Selon la jeune femme, « aucun échange commercial pragmatique ne compensera les pertes du déclenchement d’une nouvelle guerre » entre la Russie et l’Ukraine. Elle a rappelé que le Kremlin « abat dans le dos ceux qui défendent les droits de l’homme », y compris sur le territoire de l’UE.
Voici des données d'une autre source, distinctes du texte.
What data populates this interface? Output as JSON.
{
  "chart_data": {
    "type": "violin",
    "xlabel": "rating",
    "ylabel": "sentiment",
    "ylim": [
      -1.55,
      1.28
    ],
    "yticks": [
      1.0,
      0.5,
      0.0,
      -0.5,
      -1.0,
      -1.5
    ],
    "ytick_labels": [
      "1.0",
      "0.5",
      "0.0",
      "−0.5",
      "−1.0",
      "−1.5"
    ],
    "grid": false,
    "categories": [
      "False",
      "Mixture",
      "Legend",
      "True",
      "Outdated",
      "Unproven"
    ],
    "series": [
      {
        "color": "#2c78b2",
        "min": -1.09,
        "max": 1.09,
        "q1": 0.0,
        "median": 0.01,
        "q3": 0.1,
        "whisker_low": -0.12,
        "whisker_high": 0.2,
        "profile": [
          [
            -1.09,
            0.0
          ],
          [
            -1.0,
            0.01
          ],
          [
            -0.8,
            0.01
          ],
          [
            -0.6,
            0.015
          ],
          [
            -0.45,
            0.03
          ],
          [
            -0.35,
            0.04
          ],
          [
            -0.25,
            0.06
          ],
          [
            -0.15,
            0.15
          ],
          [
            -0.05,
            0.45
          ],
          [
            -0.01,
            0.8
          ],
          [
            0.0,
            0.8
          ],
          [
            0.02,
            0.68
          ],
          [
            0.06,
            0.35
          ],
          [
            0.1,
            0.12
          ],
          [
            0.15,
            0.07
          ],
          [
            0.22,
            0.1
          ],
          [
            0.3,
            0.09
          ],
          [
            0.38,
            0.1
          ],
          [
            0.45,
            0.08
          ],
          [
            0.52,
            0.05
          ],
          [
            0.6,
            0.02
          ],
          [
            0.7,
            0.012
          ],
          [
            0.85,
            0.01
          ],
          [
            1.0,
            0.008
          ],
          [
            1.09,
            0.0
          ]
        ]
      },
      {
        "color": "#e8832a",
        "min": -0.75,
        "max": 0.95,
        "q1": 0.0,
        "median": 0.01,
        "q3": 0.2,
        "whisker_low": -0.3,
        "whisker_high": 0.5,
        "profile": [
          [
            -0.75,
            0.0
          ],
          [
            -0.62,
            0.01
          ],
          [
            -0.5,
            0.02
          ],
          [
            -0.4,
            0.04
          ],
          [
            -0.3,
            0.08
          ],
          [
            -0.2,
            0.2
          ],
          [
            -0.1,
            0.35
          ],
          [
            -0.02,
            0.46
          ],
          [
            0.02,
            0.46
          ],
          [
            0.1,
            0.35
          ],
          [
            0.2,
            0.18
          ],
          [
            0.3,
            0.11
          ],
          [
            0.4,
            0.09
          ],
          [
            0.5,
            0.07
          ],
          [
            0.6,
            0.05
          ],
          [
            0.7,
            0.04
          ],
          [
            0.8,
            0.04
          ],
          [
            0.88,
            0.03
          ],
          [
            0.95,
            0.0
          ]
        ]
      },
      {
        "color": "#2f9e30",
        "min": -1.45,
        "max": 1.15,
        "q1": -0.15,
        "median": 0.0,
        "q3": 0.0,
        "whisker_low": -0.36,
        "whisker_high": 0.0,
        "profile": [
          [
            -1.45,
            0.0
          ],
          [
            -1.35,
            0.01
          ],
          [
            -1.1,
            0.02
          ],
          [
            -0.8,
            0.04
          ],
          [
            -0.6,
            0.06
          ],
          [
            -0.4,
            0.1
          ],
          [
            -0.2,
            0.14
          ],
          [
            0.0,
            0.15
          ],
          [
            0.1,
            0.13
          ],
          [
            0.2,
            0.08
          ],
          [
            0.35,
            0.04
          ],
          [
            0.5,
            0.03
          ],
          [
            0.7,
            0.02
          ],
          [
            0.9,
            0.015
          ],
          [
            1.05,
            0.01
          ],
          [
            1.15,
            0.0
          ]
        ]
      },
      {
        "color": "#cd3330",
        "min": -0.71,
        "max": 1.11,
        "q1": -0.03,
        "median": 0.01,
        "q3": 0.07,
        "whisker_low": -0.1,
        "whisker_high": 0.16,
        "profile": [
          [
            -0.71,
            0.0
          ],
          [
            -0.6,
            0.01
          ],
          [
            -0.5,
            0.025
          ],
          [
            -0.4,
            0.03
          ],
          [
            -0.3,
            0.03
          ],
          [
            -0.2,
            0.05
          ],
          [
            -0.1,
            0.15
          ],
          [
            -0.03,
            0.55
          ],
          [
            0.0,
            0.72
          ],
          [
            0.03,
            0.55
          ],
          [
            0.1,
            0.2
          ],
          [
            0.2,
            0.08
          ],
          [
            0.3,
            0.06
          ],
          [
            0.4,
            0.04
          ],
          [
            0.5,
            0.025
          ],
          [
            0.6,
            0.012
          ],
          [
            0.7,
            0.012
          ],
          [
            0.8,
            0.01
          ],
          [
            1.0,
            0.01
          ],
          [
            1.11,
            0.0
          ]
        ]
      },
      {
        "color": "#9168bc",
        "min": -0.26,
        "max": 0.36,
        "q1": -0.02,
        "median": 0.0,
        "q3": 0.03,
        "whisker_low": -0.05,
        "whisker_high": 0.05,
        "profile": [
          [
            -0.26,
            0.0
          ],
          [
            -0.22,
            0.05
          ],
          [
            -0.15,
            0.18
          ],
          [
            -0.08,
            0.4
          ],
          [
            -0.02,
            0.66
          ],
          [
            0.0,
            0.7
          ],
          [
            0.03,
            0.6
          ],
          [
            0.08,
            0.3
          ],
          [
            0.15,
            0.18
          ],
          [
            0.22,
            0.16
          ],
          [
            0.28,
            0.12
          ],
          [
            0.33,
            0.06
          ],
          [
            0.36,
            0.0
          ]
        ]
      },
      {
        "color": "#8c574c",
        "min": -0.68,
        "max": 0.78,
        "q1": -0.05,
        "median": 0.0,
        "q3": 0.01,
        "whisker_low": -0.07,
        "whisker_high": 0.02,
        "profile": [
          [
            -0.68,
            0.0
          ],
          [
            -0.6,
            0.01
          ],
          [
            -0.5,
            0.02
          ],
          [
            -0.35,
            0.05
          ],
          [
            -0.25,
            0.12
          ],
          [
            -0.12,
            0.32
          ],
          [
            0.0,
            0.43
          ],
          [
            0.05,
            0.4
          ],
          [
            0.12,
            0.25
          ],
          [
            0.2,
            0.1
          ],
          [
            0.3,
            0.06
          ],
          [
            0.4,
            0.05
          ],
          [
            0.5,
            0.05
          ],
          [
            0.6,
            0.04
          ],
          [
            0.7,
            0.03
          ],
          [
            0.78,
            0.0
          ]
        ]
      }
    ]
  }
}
Mme Navalnaya a expliqué que son père lui avait demandé de dire aux eurodéputés qu’il ne fallait pas assimiler la Russie au régime de Poutine. « Elle fait partie de l’Europe, et nous nous efforçons d'en faire partie. Mais nous voulons aussi que l'Europe lutte pour ce qu’elle est et pour les superbes idées qui sont en son cœur. Nous luttons pour une Europe des idées, pour la célébration des droits humains, de la démocratie et de l'intégrité », a souligné la jeune femme. « L’UE saura construire un avenir auquel appartiendra un jour mon pays », a-t-elle ajouté.
Pour Mme Navalnaya, au-delà de reconnaitre les mérites du travail accompli par son père, ce Prix Sakharov 2021 est un message aux « dizaines de millions » de citoyens russes qui continuent de se battre pour un avenir meilleur pour leur pays. (Camille-Cerise Gessant)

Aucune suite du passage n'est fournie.